Restrictions on special generic maps into ${\mathbb{R}}^5$ on $6$-dimensional or higher dimensional closed and simply-connected manifolds

TL;DR

This paper investigates restrictions on special generic maps from high-dimensional closed, simply-connected manifolds into 5-dimensional Euclidean space, revealing topological constraints and examples of manifolds admitting such maps.

Contribution

It establishes new topological restrictions on special generic maps for high-dimensional manifolds and identifies classes of manifolds that admit these maps, expanding understanding of their existence.

Findings

Certain non-diffeomorphic spheres do not admit such maps.
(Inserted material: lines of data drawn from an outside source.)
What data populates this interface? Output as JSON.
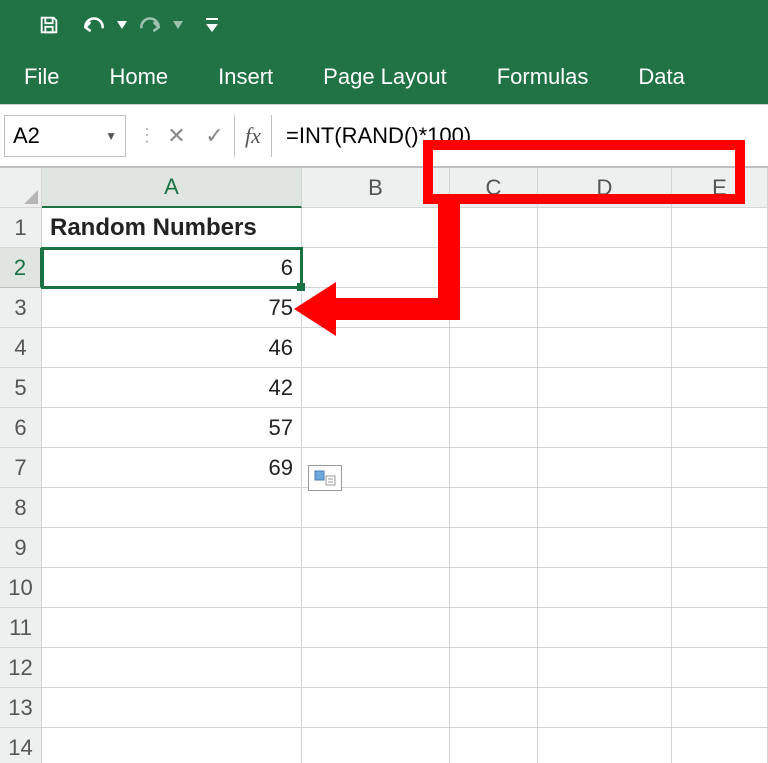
{
  "qat": {
    "icons": [
      "save-icon",
      "undo-icon",
      "redo-icon",
      "customize-qat-icon"
    ]
  },
  "ribbon": {
    "tabs": [
      "File",
      "Home",
      "Insert",
      "Page Layout",
      "Formulas",
      "Data"
    ]
  },
  "formula_bar": {
    "name_box": "A2",
    "cancel_glyph": "✕",
    "enter_glyph": "✓",
    "fx_glyph": "fx",
    "formula": "=INT(RAND()*100)"
  },
  "columns": [
    "A",
    "B",
    "C",
    "D",
    "E"
  ],
  "rows": [
    "1",
    "2",
    "3",
    "4",
    "5",
    "6",
    "7",
    "8",
    "9",
    "10",
    "11",
    "12",
    "13",
    "14"
  ],
  "cells": {
    "A1": "Random Numbers",
    "A2": "6",
    "A3": "75",
    "A4": "46",
    "A5": "42",
    "A6": "57",
    "A7": "69"
  },
  "active_cell": "A2",
  "annotation": {
    "color": "#fe0000"
  }
}
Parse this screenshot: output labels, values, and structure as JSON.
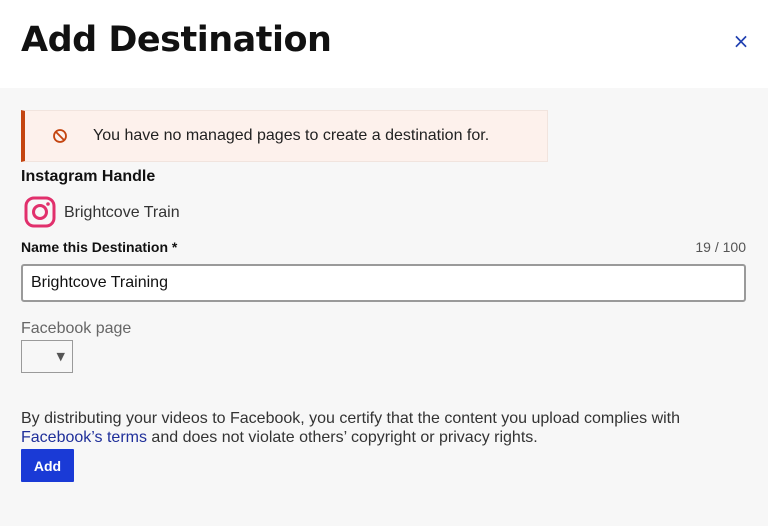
{
  "header": {
    "title": "Add Destination",
    "close_icon": "close-icon",
    "close_glyph": "×"
  },
  "alert": {
    "icon": "no-entry-icon",
    "text": "You have no managed pages to create a destination for."
  },
  "instagram": {
    "label": "Instagram Handle",
    "icon": "instagram-icon",
    "account_name": "Brightcove Train"
  },
  "destination_name": {
    "label": "Name this Destination *",
    "counter": "19 / 100",
    "value": "Brightcove Training"
  },
  "facebook_page": {
    "label": "Facebook page",
    "selected": "",
    "caret": "▼"
  },
  "terms": {
    "before": "By distributing your videos to Facebook, you certify that the content you upload complies with ",
    "link": "Facebook’s terms",
    "after": " and does not violate others’ copyright or privacy rights."
  },
  "actions": {
    "add_label": "Add"
  },
  "colors": {
    "accent": "#1a3ad6",
    "alert_border": "#c44510",
    "alert_bg": "#fdf1ec",
    "instagram": "#e1306c",
    "link": "#1f2f9a"
  }
}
Connected sums of sphere products can admit special generic maps.

Cohomology ring analysis is crucial for studying map existence.

Abstract

The class of special generic maps is a natural class of smooth maps containing Morse functions on spheres with exactly two singular points and canonical projections of unit spheres. We find new restrictions on such maps on $6$-dimensional or higher dimensional closed and simply-connected manifolds into ${\mathbb{R}}^5$. Spheres which are not diffeomorphic to unit spheres do not admit such maps whose codimensions are negative in considerable cases. They restrict the homeomorphism and the diffeomorphism types of the manifolds in general. On the other hands, some elementary manifolds admit special generic maps into suitable Euclidean spaces: manifolds represented as connected sums of products of unit spheres are of such examples. This motivates us to study the (non-)existence of special generic maps on elementary manifolds such as projective spaces and some closed and simply-connected manifolds. For example, new explicit investigations of cohomology rings are keys in our new study.